Avant de présenter nos propositions concernant la/les Nature(s), nous voulons noter que notre bien-être au sein de l’environnement rural et urbain ne doit pas être une partie d'un programme politique, à égale avec l'économie ou les cultures. Son maintien en bonne santé et la sauvegarde de la biodiversité n'est autre qu'une conséquence naturelle de toutes les décisions politiques.

Protéger et restaurer

Selon le Sénat, 98% de la faune française et 96% et de la flore française se situent en Guyane.

La politique locale doit être le garant principal de la biodiversité guyanaise.

Compte tenue de l'importance de la biodiversité et de la résilience qu'elle apporte, il est indispensable d'atténuer les impacts du développement économique pour conserver une biodiversité maximum.

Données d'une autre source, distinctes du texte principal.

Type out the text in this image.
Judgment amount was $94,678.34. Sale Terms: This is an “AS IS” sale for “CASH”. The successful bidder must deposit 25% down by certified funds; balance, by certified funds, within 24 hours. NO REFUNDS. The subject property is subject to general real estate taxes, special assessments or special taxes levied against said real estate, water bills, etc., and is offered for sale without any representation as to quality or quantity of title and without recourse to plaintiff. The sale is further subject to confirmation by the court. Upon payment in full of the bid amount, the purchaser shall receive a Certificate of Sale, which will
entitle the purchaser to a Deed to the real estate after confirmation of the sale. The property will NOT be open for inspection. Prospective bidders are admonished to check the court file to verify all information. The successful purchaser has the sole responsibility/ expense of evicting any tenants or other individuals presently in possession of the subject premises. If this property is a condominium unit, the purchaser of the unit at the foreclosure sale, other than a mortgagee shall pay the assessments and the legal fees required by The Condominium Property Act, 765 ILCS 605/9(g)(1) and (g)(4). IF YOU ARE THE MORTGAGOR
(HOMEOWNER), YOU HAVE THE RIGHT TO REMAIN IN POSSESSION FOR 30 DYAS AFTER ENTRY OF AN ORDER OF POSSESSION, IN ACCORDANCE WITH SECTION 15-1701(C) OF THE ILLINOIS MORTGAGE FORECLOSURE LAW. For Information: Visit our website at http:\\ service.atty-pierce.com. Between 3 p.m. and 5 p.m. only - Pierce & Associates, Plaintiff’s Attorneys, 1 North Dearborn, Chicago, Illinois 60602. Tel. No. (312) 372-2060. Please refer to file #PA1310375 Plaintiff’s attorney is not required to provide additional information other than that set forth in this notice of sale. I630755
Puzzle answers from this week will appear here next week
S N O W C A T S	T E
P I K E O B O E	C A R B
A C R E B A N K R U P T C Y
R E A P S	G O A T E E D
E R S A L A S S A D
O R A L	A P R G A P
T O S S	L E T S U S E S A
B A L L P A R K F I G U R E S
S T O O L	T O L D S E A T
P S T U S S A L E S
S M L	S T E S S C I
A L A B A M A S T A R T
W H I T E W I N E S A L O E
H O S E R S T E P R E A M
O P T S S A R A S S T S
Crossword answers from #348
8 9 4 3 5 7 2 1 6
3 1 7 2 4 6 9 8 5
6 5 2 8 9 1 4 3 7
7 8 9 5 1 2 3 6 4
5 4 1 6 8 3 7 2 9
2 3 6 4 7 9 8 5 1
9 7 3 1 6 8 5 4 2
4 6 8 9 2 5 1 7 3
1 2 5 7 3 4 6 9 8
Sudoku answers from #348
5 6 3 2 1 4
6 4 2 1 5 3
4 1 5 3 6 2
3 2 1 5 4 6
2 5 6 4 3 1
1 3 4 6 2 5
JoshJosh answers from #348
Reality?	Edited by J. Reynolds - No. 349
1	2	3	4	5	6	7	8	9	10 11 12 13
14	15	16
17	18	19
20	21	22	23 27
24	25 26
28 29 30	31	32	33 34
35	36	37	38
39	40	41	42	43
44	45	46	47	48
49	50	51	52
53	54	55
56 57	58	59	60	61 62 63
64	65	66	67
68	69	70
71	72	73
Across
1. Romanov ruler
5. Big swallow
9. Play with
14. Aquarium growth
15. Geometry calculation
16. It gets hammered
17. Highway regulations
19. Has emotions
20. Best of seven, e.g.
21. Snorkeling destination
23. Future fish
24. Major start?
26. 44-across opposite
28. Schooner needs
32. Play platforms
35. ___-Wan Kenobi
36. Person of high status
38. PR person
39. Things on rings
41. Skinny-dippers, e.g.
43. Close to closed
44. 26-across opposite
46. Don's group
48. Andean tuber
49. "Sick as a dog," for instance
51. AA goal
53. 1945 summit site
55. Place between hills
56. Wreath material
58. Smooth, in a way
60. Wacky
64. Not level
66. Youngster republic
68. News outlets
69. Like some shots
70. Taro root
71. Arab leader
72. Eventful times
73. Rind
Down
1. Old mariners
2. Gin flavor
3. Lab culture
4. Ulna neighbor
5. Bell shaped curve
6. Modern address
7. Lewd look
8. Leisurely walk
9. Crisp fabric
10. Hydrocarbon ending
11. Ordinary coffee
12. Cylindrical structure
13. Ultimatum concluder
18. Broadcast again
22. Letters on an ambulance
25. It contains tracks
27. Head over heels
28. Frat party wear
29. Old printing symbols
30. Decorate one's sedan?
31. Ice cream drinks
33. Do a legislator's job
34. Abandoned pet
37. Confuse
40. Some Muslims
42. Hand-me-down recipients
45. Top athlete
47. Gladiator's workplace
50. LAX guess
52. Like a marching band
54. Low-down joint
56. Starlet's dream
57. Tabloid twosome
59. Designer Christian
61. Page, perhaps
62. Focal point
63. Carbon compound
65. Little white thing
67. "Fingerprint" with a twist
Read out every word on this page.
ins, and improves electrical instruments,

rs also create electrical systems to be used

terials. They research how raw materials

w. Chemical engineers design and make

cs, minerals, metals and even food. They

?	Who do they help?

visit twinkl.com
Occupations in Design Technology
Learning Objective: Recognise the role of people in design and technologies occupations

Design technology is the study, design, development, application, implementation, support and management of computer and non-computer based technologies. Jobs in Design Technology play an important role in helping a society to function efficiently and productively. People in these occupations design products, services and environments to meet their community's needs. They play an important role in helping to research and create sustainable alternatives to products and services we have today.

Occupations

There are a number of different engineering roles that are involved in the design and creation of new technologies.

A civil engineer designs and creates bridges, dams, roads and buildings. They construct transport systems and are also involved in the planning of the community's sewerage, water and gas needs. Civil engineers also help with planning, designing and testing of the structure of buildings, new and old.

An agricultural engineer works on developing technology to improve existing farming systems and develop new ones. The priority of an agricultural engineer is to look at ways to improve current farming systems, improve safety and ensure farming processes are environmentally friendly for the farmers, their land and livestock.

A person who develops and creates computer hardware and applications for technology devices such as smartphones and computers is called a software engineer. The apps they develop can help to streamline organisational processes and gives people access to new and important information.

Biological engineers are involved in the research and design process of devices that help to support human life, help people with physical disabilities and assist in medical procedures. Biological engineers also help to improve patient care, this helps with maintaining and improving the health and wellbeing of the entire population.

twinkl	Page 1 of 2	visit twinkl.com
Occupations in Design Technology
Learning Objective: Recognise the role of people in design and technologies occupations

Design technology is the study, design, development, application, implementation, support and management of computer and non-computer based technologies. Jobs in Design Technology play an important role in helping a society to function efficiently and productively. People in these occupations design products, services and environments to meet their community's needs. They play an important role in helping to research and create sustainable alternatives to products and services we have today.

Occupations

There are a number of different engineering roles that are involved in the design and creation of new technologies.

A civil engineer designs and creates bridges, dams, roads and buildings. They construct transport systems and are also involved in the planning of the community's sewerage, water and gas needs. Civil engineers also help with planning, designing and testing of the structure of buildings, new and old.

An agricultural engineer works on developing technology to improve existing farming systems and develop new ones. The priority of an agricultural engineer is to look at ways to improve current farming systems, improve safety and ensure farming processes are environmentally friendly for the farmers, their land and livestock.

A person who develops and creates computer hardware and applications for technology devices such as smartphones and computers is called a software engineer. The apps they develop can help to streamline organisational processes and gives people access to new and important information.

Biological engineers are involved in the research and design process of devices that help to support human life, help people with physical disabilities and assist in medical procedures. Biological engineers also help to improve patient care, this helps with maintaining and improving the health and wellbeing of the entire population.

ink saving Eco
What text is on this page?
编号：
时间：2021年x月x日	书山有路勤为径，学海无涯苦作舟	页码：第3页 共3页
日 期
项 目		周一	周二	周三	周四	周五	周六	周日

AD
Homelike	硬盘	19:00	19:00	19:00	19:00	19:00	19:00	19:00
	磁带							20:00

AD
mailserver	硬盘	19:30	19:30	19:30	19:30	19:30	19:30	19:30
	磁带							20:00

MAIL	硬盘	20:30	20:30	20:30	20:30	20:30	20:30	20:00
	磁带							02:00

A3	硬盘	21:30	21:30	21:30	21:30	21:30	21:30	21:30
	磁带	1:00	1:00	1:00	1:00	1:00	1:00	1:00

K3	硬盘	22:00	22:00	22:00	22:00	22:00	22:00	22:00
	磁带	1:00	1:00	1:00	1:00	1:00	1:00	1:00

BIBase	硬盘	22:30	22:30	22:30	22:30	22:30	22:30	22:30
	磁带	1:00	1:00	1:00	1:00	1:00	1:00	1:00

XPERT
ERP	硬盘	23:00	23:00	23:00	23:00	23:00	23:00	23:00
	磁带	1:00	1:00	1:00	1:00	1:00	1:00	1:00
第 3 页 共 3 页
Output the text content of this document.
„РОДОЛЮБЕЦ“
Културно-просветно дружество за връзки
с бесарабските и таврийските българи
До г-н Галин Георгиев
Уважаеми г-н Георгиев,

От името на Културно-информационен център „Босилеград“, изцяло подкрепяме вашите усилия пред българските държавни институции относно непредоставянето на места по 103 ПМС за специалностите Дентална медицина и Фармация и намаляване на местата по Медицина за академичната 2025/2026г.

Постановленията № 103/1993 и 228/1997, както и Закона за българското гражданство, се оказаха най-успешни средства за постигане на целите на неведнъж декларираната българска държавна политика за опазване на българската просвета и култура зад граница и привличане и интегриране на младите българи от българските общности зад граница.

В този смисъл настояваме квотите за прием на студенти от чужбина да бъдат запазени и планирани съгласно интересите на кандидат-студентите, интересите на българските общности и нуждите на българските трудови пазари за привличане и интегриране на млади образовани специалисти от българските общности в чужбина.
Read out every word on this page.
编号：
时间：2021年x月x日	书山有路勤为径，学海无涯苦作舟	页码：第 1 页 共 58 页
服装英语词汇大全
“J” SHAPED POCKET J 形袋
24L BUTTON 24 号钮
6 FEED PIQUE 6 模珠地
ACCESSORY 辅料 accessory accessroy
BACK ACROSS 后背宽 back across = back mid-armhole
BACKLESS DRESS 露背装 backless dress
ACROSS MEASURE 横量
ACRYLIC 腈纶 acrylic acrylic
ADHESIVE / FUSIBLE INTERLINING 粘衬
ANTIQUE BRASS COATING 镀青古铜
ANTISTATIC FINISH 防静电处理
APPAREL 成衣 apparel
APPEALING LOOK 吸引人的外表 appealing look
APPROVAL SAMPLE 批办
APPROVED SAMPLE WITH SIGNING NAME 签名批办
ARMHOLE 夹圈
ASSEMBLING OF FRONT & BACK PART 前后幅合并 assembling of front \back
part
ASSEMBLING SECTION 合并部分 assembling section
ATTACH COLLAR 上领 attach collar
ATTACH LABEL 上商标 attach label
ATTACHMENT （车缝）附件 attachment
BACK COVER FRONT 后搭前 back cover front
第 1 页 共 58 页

Relation et interaction écologiques

Nous sommes dépendants des nombreuses espèces présentes en Guyane. Nous devons apprendre des espèces avec lesquelles nous cohabitons.
La torture animale doit être interdite et punie. L'élevage industriel, souvent vecteur des crises sanitaires et cause d'un important surendettement doit être progressivement remplacé par des structurations permacoles de petites et moyennes tailles.

Mise en valeur de l'eau

D’après l’Unesco, la Guyane se situe au second rang mondial en termes d’eau douce disponible avec un volume de 800 000m3 par habitant et par an (moyenne mondiale : 1 800 m3). L'accès pour tous et la protection des fleuves et rivières est donc une évidence.

Mais L'eau douce guyanaise est une richesse environnementale et économique. Elle doit donc être également vecteur d'emplois de mise en valeur.

La protection de la biodiversité et la limitation de la déforestation permettent également la limitation des maladies hydriques.

La politique locale doit soutenir les associations et organisations actives dans le champ de l’éducation sanitaire de base.

Gestion de la forêt

Évidement, la forêt guyanaise est la plus grande de France.

En ajout d'une gestion forestière durable (très faible impact), des accords continentaux pour la protection d'une forêt commune doivent aboutir.

L'industrie minière aurifère, polluante, doit être stoppée. Les emplois de cette économie dépassée peuvent tout à fait être recréer dans l'économie circulaire et le recyclage.

Espaces naturels habités.

Les espaces naturels protégés sont habités. Il n'est pas intéressant d'empêcher les guyanais de vivre avec et dans la forêt, à fortiori protégée. Ce sont les populations locales les plus grandes protectrices de la forêt guyanaise. La forêt guyanaise doit donc être un un atout pour ses habitants et non un obstacle au bien-être des populations (santé publique, accès à la Culture et aux arts, etc). Une technologie de pointe, durable, peut être le moyen de s'affranchir de ses difficultés paysagères sans pour autant polluer le territoire.

La recherche technologique est un atout pour la Guyane et doit, quand elle le veut, prendre en compte les applications directes possible en Guyane.

Se protéger, Vivre bien

De nombreuses recherches ont montré que les espaces naturels stimulent une population, qu'ils diminuent le stress, que leur côtoiement contribue à la baisse de la prise d'anti-douleur, à l’apaisement, etc. Rien d'étonnant ! 

Il est également scientifiquement assuré qu'une diversité assure un système résilient et stable.

Vivre bien, ensemble et en bonne santé n'est pas un objectif à négliger mais bien le premier d'un programme politique logique.